David Lehman, director of commodity research and product development at the CME Group and its representative on the subcommittee, outlined the exchange’s timeline to evaluate pending contract changes and consider additional action. He reported that the exchange has received applications from 58 facilities representing 87 million bushels of storage capacity to become regular for delivery, about 85 percent of potential delivery capacity identified by the CME Group in the new delivery territories. He noted that the CME Group would like to observe the effects of the July changes to the wheat contract for some period of time before deciding whether to take additional action. Lehman briefly described the CME Group’s variable storage rate concept, which could be the next contract change contemplated if the pending July changes do not achieve desired outcome.
But CFTC staff members participating on the conference call signaled strongly that the agency wants a plan developed by September or making further changes in the CBOT wheat futures contract if the pending July changes to the contract fail to have the desired effects.

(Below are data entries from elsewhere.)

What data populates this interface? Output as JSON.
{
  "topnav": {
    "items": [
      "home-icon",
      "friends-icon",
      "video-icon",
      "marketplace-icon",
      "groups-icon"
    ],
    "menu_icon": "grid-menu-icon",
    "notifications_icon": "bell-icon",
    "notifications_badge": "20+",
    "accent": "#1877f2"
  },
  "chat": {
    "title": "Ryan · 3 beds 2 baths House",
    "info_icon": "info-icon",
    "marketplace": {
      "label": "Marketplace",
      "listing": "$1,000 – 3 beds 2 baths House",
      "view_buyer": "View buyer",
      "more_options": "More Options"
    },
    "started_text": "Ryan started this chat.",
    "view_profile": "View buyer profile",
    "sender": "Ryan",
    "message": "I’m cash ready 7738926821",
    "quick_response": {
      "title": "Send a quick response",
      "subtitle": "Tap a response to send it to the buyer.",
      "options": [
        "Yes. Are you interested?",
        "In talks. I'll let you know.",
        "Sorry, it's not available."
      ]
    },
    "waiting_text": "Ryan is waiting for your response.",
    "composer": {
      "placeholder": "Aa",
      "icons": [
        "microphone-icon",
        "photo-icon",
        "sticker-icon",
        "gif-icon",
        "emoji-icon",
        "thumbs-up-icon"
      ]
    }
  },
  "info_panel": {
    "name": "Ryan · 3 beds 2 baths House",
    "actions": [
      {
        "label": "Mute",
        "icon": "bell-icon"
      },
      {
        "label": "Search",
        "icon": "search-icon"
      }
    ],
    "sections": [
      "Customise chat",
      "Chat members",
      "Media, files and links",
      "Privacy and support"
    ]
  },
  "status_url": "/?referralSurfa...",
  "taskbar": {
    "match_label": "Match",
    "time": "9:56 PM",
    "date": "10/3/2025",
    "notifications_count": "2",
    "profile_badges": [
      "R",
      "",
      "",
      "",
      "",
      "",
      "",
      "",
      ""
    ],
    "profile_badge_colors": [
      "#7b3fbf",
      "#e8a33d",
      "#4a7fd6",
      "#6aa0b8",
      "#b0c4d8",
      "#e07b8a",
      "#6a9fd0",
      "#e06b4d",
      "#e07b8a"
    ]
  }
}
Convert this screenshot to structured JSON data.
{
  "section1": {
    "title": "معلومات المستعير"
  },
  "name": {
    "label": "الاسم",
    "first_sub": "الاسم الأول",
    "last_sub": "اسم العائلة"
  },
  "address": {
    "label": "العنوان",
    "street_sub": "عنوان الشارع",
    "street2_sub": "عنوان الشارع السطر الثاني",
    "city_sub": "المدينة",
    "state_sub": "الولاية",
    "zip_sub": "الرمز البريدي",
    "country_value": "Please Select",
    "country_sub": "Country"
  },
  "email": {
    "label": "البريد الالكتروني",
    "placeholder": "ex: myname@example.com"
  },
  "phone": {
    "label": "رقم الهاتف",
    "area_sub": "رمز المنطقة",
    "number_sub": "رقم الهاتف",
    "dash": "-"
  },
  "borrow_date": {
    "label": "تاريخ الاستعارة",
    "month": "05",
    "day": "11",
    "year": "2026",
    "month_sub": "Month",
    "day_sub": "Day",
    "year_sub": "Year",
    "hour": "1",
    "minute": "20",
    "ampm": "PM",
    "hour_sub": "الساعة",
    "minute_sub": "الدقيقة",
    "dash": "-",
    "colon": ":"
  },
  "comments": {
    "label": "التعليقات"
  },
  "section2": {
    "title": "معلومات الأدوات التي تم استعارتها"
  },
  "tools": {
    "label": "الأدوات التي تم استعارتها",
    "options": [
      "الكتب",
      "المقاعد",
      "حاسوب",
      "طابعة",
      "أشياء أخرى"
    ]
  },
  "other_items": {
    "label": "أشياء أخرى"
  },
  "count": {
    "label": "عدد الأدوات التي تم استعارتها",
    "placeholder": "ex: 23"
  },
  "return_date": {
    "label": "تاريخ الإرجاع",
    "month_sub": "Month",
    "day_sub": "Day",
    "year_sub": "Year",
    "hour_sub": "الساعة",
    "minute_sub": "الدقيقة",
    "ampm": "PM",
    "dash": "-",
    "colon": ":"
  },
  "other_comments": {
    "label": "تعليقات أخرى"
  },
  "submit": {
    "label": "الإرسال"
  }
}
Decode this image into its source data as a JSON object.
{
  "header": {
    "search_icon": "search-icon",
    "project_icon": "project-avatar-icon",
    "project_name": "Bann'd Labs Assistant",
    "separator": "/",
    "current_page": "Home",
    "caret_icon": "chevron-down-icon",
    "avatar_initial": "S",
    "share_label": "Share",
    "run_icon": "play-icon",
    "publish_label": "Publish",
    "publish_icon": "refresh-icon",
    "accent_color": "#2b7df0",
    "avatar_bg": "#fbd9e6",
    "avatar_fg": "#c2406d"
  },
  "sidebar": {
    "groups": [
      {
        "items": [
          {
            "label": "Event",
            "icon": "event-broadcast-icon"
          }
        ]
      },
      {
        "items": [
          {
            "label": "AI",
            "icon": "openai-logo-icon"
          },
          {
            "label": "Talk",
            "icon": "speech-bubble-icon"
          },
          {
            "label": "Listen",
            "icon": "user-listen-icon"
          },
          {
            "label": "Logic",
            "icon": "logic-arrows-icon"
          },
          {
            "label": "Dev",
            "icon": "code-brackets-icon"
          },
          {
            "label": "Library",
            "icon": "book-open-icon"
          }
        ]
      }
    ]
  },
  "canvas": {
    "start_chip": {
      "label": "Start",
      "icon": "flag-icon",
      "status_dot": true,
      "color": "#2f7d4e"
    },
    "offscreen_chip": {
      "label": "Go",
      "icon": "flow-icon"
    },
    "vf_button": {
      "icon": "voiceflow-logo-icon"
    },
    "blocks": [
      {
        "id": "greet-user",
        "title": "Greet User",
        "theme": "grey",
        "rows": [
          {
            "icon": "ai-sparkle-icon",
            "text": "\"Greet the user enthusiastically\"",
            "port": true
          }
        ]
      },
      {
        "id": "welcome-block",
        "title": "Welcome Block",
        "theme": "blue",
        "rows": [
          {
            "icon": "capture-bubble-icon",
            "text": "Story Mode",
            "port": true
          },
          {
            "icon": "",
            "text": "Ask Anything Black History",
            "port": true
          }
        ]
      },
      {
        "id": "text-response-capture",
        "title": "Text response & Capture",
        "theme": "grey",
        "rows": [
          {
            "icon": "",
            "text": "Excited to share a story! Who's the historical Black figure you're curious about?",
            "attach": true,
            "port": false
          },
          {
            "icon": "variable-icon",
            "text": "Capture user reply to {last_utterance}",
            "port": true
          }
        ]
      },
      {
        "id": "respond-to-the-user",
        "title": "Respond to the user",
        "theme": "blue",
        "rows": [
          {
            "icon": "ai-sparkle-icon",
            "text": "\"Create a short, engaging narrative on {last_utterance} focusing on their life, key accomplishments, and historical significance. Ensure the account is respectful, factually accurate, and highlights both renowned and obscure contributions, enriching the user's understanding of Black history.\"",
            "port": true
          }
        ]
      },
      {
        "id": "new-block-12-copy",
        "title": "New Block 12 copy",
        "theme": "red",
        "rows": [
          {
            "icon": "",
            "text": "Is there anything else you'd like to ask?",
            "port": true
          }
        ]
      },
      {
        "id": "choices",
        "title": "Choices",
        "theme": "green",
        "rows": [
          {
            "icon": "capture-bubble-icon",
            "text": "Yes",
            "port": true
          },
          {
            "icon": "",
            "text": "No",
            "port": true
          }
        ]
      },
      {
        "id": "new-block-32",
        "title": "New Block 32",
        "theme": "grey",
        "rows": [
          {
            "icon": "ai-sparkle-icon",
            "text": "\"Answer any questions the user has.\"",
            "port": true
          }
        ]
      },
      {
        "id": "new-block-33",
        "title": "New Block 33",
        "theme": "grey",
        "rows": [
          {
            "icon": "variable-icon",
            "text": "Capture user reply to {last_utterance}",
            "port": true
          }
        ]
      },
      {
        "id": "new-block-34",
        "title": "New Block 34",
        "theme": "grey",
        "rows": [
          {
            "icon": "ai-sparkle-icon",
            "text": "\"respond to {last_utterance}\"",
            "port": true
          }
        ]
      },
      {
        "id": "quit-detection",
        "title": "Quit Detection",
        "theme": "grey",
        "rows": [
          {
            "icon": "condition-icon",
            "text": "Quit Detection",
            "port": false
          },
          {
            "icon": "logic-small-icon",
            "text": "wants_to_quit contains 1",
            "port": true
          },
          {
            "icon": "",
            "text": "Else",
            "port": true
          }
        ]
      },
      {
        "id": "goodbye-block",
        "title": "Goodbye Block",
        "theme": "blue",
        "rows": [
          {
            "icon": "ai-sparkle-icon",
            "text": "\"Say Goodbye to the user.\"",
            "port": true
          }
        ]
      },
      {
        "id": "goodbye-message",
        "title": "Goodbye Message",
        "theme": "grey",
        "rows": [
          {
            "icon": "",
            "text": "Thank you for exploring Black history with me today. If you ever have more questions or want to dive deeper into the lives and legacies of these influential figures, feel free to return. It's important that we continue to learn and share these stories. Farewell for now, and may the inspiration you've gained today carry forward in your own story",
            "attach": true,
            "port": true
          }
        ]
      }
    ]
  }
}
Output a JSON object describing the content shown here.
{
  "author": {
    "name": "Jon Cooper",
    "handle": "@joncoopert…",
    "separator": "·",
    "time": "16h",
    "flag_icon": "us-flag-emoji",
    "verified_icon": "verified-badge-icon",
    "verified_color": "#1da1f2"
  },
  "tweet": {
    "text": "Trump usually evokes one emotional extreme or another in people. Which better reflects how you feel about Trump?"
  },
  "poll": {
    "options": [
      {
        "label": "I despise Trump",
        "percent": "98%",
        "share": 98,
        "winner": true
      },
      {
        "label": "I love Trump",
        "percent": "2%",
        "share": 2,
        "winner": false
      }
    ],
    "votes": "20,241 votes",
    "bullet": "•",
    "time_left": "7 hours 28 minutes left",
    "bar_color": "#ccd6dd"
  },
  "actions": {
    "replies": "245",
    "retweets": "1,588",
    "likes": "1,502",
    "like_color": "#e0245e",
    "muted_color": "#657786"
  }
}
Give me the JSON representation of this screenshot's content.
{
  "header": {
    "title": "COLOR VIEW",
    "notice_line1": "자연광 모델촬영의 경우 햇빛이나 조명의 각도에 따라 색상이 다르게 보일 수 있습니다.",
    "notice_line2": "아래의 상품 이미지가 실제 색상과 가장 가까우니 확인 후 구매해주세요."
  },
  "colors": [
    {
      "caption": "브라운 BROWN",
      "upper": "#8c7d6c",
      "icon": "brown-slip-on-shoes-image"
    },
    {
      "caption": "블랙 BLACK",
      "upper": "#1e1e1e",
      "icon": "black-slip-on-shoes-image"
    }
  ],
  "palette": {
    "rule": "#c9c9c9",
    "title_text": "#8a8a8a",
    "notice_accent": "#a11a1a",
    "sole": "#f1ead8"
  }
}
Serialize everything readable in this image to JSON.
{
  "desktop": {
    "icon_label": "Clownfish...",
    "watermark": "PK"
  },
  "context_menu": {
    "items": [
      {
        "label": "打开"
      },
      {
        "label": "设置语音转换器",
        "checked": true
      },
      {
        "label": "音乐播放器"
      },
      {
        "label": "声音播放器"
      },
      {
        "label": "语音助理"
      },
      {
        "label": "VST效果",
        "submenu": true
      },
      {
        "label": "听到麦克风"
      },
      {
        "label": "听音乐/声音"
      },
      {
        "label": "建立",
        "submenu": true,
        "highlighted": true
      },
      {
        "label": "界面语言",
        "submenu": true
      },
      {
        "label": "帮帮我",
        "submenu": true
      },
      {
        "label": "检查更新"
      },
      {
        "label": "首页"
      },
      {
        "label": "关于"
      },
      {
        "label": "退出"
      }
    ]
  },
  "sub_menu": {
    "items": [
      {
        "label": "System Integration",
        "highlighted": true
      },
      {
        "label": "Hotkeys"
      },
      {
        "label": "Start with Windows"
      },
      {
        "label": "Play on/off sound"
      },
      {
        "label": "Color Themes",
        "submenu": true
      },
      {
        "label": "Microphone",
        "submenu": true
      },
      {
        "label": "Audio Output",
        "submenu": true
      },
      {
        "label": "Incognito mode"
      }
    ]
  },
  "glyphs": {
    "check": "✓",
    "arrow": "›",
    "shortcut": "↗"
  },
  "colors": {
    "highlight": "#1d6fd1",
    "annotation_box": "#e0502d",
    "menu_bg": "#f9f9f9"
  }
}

During the call, NGFA representative Bruns reviewed how last summer’s rapid rise in futures values placed severe financial stress on many elevators to meet margin calls. He expressed concern that lenders may not have the capacity to service a repeat of that situation, and expressed a sense of urgency to reestablish contract convergence. He reminded the group that producers have felt impacts of the changed market situation as elevators have had to reduce or even eliminate traditionally offered cash forward contracts because of risk and financial exposure.
The subcommittee is scheduled to conduct a second conference call in late July to discuss that month's wheat contract expiration, examine whether convergence has improved and begin considering next steps, even though the pending contract changes will not have been fully implemented by that time.